Dirk Hohndel: Yeah, so this is very much about the question, how are you finding your business value and how are you creating a level playing field for others to collaborate with you? One of my personal challenges with the ideas behind open core is that open core says the company is allowed to carve out sectors of this project that only they are able to create value in. And so that creates a non level playing field that, that breaks this fundamental trust that to me, is part of an open source community. So we go back to the very first answer that I gave you, to the social experiment. If you want to have a successful community, if you want to create this social experiment where everyone feels like they’re getting value out of it and they’re not getting cheated, you need to create the ability for everyone to extend this open source project.

And your business model is about being better at extending this project or having a more convenient way to deliver this to the customer or having a better integration with another solution that is important to your customers. And it’s always that integration versus fences and boundaries that you put in place through your licensing because fences and boundaries are something that people run against and that create conflict in your community and a healthy community is always the cornerstone of a healthy open source related, as you said so nicely, open source related business model.

  • Swapnil Bhartiya: Even if we do not want to call open source a business model but you can build a business on top of open source and I think that’s where the world is heading. And you have been doing a lot of work in this space. So if I ask you and if there are new companies who want to build their new business, why should they build it on top of open source? How should they look at open source? Not as a business model but open source based or open source related business.
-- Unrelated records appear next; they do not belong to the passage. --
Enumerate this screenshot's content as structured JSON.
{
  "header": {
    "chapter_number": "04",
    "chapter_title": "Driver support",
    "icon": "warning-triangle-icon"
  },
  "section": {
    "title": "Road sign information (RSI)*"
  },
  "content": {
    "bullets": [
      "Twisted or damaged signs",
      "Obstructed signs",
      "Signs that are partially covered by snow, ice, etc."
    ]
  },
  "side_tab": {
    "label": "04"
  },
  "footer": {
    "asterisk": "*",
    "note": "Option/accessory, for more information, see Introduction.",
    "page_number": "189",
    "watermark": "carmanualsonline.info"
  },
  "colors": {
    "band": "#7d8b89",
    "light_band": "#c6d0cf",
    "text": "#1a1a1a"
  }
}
Dirk Hohndel: I think open source is really at the core of most innovation that is happening today. And to me, this is incredibly exciting. You can experiment, you can innovate, you can very quickly go through revisions of your ideas, you can very quickly test ideas with customers. The opportunities that open source as a licensing model gives you are huge. And I think that’s why we are seeing so many companies being built around open source. The challenge, the opportunity, the thing that’s fascinating is in creating these additional ideas that create a revenue stream, that create a customer relationship, that create the innovation, not just on the technology side but on the business side to go along with it. So to me, businesses build on open source are very much the future in this industry but it has to be an innovative idea that takes the core idea of an open source project and then creates extensions value around it that create the business relationship with the customer that creates the success. And that’s where the excitement for me really is.